Still, one cannot avoid thinking about the state’s asinine response that it does not employ anyone named “John Doe.” The prison did not tell the district court that the Does are figments of Wilson’s imagination. It did not say that it had tried but failed to identify them (perhaps by asking Schoettmer, Sparks, and Biddle, or examining its records of persons assigned to the area at the time). An inference could be drawn that the prison knows or readily could learn their identities and is playing games in an effort to avoid their testimony. That would violate Wilson’s rights under Wolff. We deem it prudent to return this proceeding to the district court for further inquiry, using discovery if necessary, into the question whether it is possible to identify these persons (if they exist)-and to learn, if they can be identified, whether they have material evidence.
2. Code 105 of the Adult Disciplinary Procedure for Indiana prisons defines an “habitual conduct rule violator” as an inmate who has been found “guilty of four (4) Class A, B, or C rule violations involving four (4) unrelated incidents within the last six (6) months.” The conduct report alleges that, in less than four months, Wilson had been found guilty of one Class A violation, four Class B violations (including the October 2001 decision dealt with above), and one Class C violation. A hearing was convened on the charge, but Wilson did not appear. The board found him guilty, deducted 365 days’ earned-credit time, and placed Wilson in disciplinary segregation for one year.
Wilson appealed this decision through the administrative process, alleging that prison officials, in order to retaliate against him for previous grievances, did not notify him of the hearing. His appeals were unavailing, and Wilson contended in the district court that he had not received notice of the charge and that members of the board had been biased.

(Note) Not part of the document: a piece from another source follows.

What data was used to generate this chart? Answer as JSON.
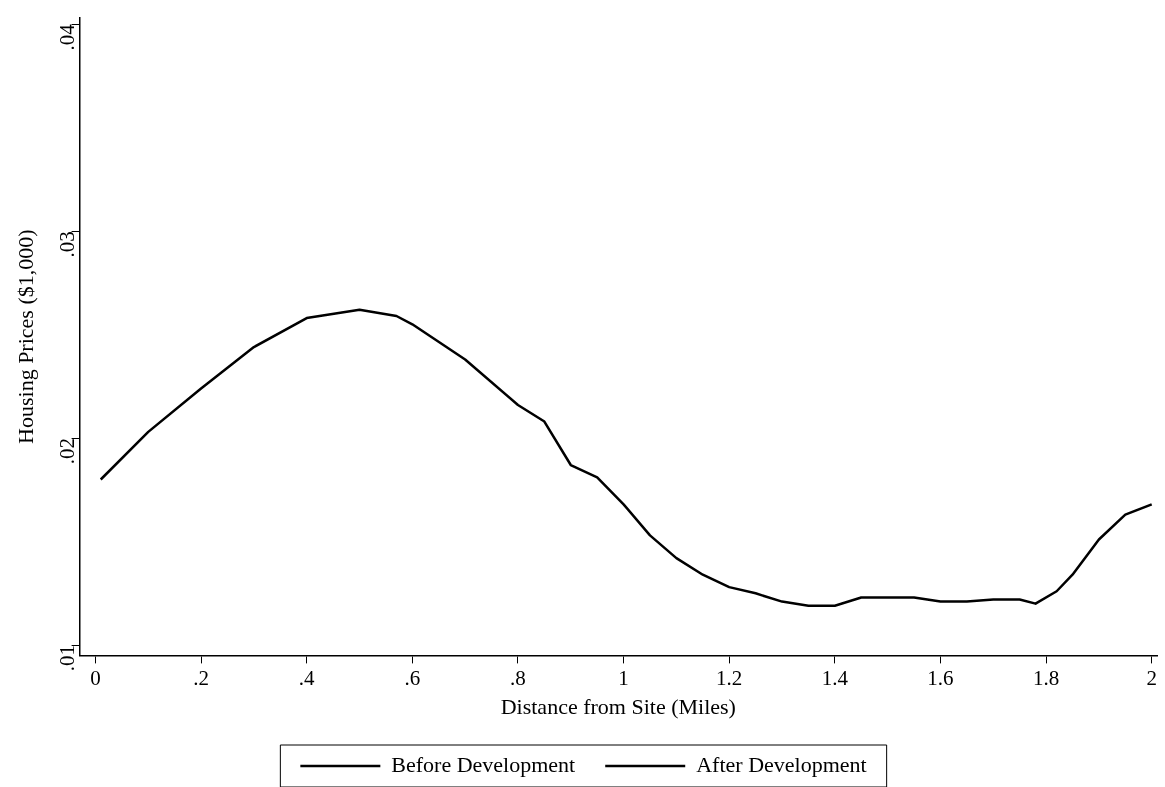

On appeal from the district judge’s adverse decision, Wilson has neglected even to argue that he had any defense to offer. It is therefore hard to see how notice could have mattered (even if he received none, a contention that the prison denies). Wilson has had plenty of time since the board’s decision, yet in the federal litigation he has not explained what he would or could have said in opposition. See Piggie v. Cotton, 342 F.3d 660, 666 (7th Cir.2003). Even if we were to disregard the finding in October 2001 that Wilson resisted the efforts to remove his handcuffs, five Class A, B, or C violations would remain-one more than is necessary *40for the CAB to find that Wilson is an habitual offender. We are left to conclude that he would have been disciplined no matter what. As for the claim of bias-which could have affected the penalty for an established violation-Wilson has failed to demonstrate any shortcoming. Talk is cheap; details that could show bias are missing.
The judgment in appeal 03-1431 is VACATED, and the case is REMANDED to the district court for further proceedings consistent with this order. The judgment in appeal 03-2136 is AFFIRMED.